Bathroom company Victoria Plumb (UK) has proven what many women have always suspected. Their survey of 2,000 people found that 30% of men deliberately sabotage domestic chores to avoid being asked to do them again.
The chores these naughty fellows admitted to intentionally performing poorly, not surprisingly, include the jobs we all hate doing – cleaning the toilet, loading the dishwasher, and vacuuming.
Unless you are one of those lucky women who is partnered with a clean freak, the results of this study are unlikely to be news to you. However, before you cry foul, have a good look in the mirror and ask, ‘Am I to blame?’
I’m sorry if I offend, but I will call it as I see it. I am talking about those of you (or maybe your own moms and grandmoms) who do everything for your kids without teaching them how to contribute to the home – after all, “Family is a Team Sport,” so why don’t we insist that our kids contribute to the household? Just remember, my sons will grow up and want to marry your daughters – so let’s make sure they all know how to run a house. I am also talking to the women who perpetuate this learned laziness in their partners by not expecting and demanding that they do the job properly.
Let’s take the ‘floordrobe’ as an example. How many times have you caught yourself saying ‘Your clothes are all over the floor – what’s clean? What’s dirty? Why has the wardrobe reproduced and given birth on the floor?’ And then what do you do? Well, you pick up the clothes and sort them out. You know you do this.
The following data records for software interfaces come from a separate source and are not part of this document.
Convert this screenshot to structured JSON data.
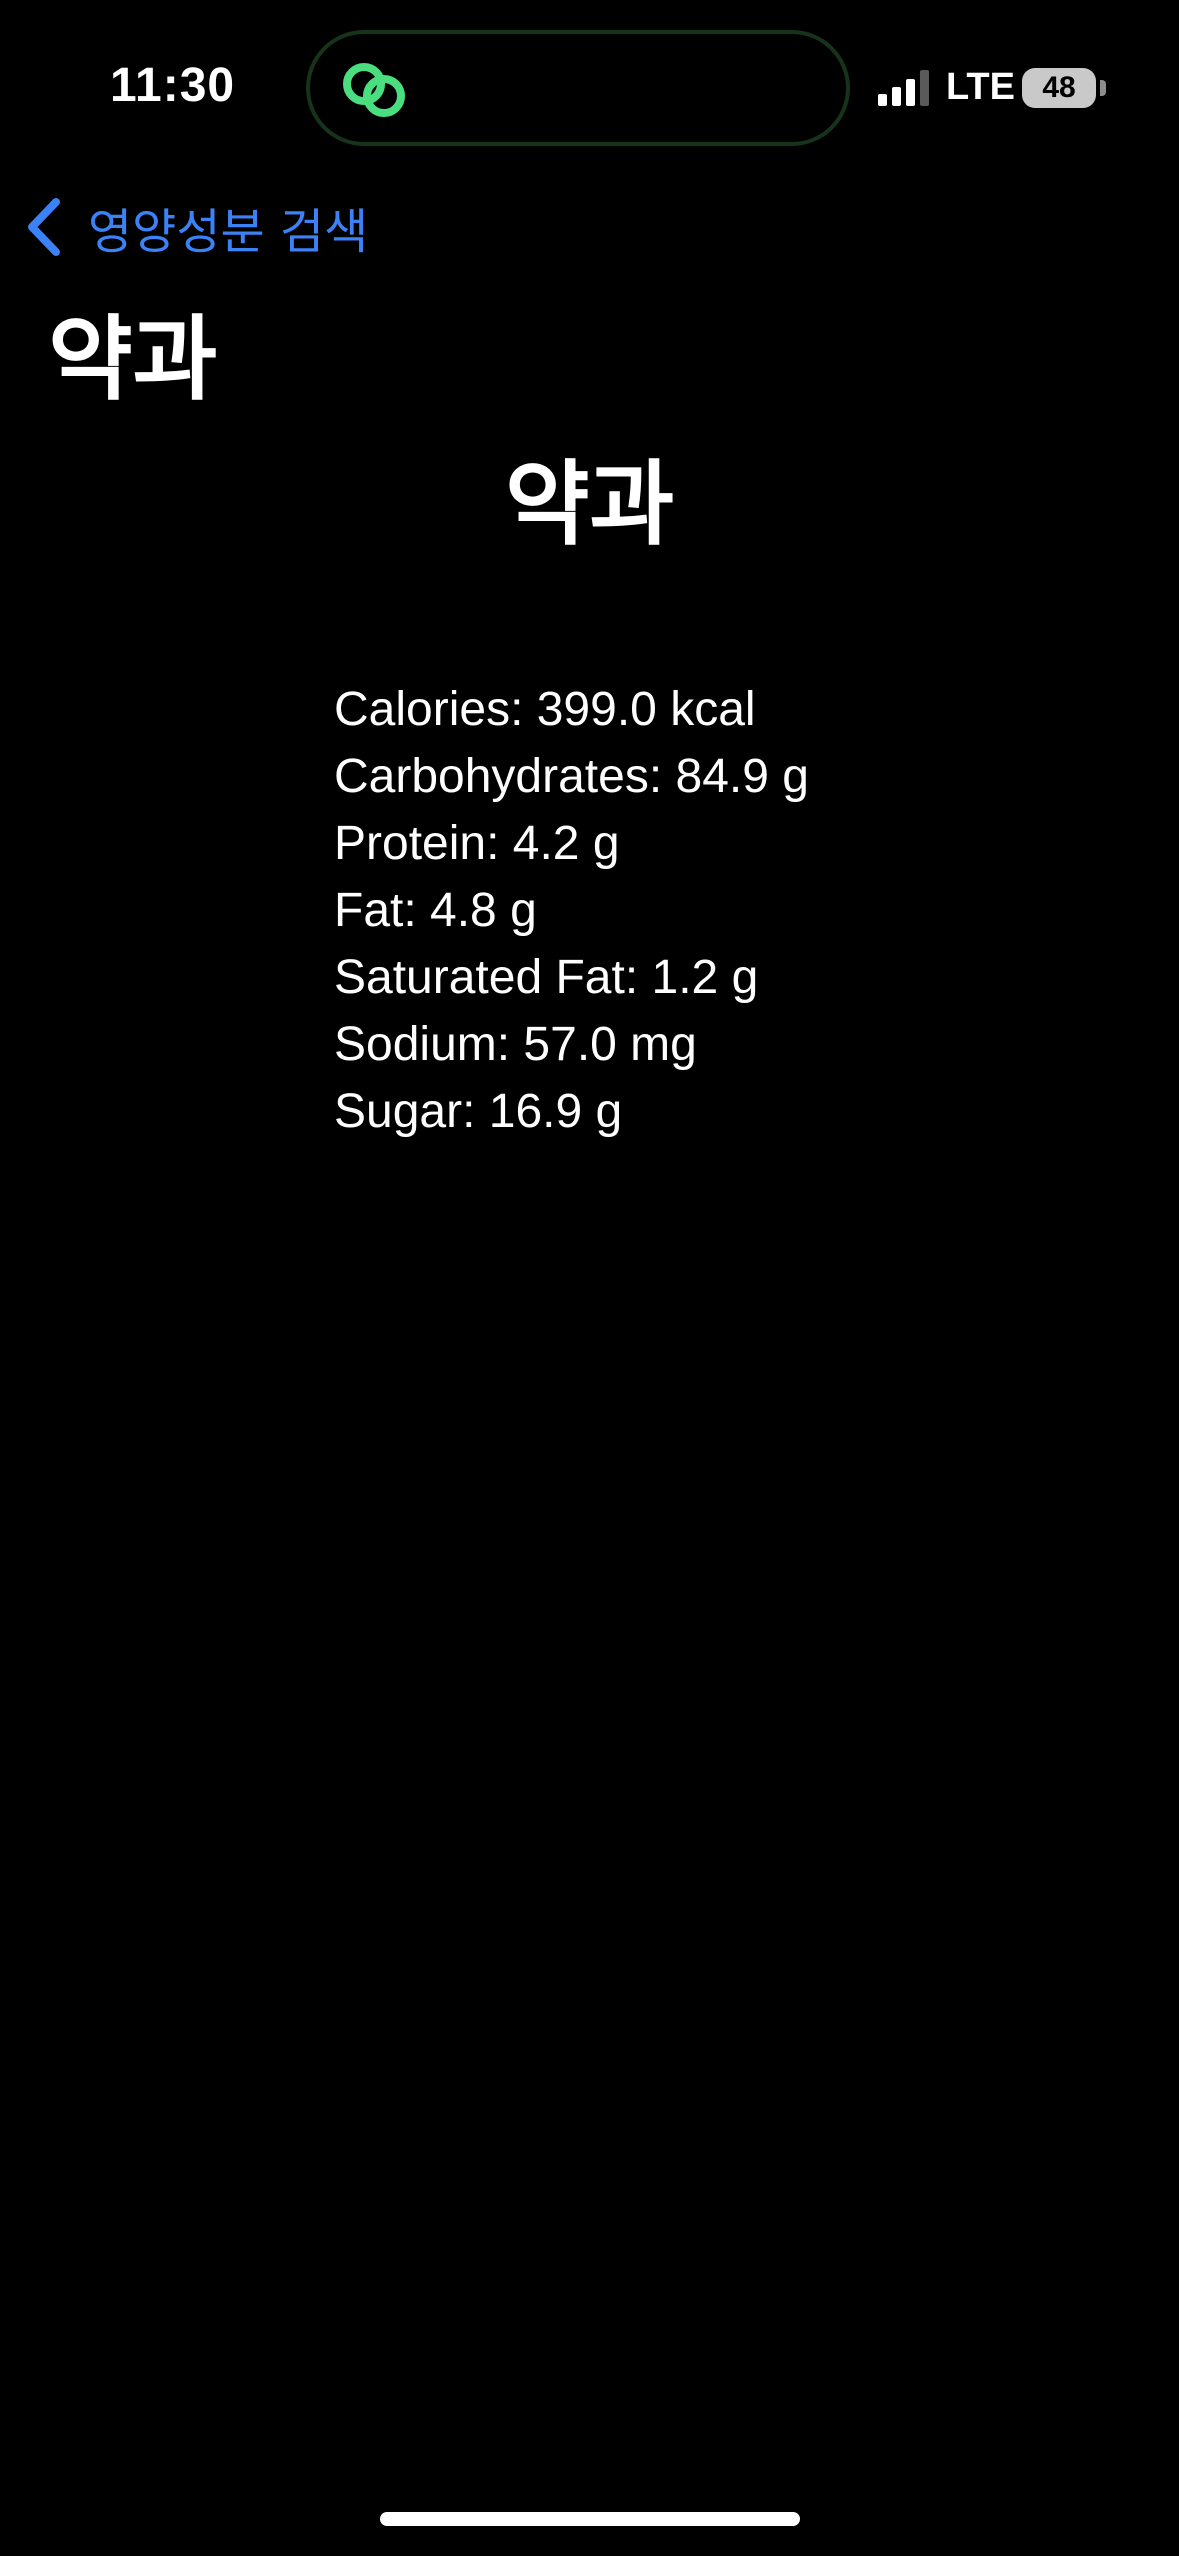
{
  "status_bar": {
    "time": "11:30",
    "carrier": "LTE",
    "battery": "48"
  },
  "nav": {
    "back_label": "영양성분 검색",
    "title": "약과"
  },
  "food": {
    "name": "약과",
    "nutrition": [
      "Calories: 399.0 kcal",
      "Carbohydrates: 84.9 g",
      "Protein: 4.2 g",
      "Fat: 4.8 g",
      "Saturated Fat: 1.2 g",
      "Sodium: 57.0 mg",
      "Sugar: 16.9 g"
    ]
  },
  "icons": {
    "island": "linked-rings-icon",
    "signal": "cellular-signal-icon",
    "back": "chevron-left-icon"
  },
  "colors": {
    "background": "#000000",
    "text": "#ffffff",
    "accent": "#3b82f6",
    "island_icon": "#4ade80"
  }
}
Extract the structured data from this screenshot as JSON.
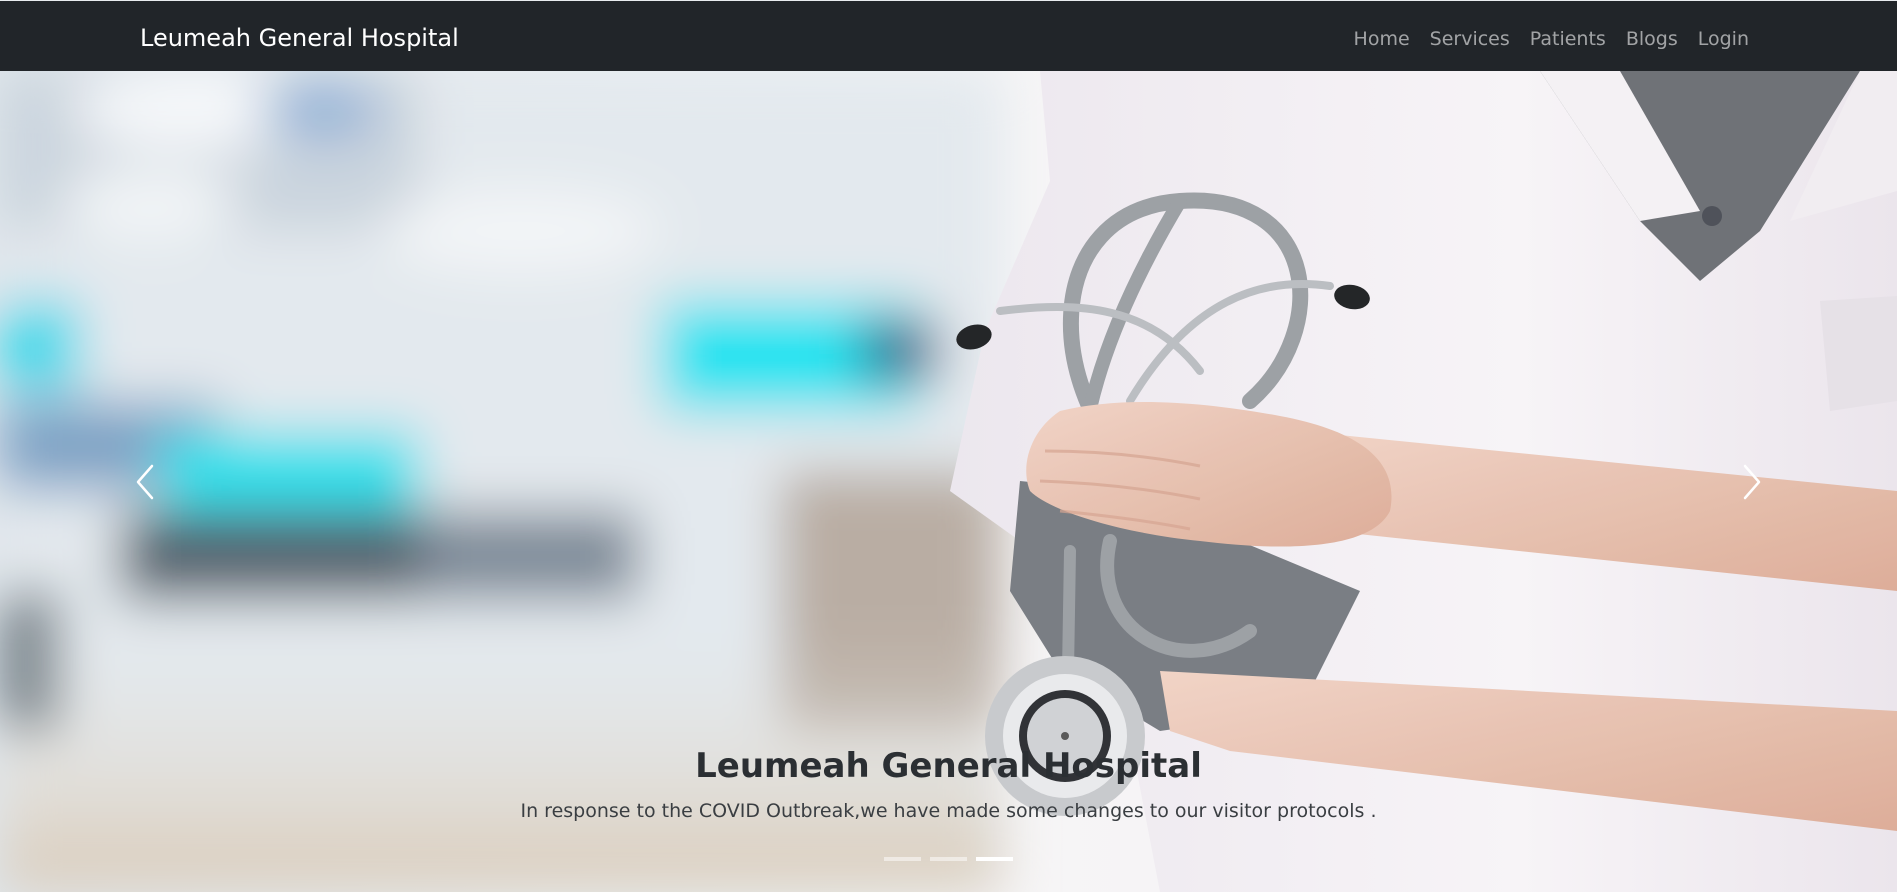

Is it any wonder that your partner and/or kids don’t pick up after themselves (or properly vacuum, clean the bathroom or load the dishwasher)? If you were living in a hotel where everything you left lying around was (miraculously it seems) collected, washed, refreshed, and re-hung every single day, you would probably leave your stuff on the floor too.
I am not blaming you. I am just telling you that you might be a major part of the problem.
Rather than insisting on your partners (and kids) contributing and doing the job properly, you suck it up, move on and do the job yourself. They are probably seething with resentment. The Victoria Plum study supports this: finding that those men who deliberately do a bad job at the chores get away with it – with 25% admitting they no longer get asked to do the chores, and 64% saying they are only occasionally asked to help again.
As busy moms, it’s time to change your mantra – Family is a Team Sport – requiring every member to put in.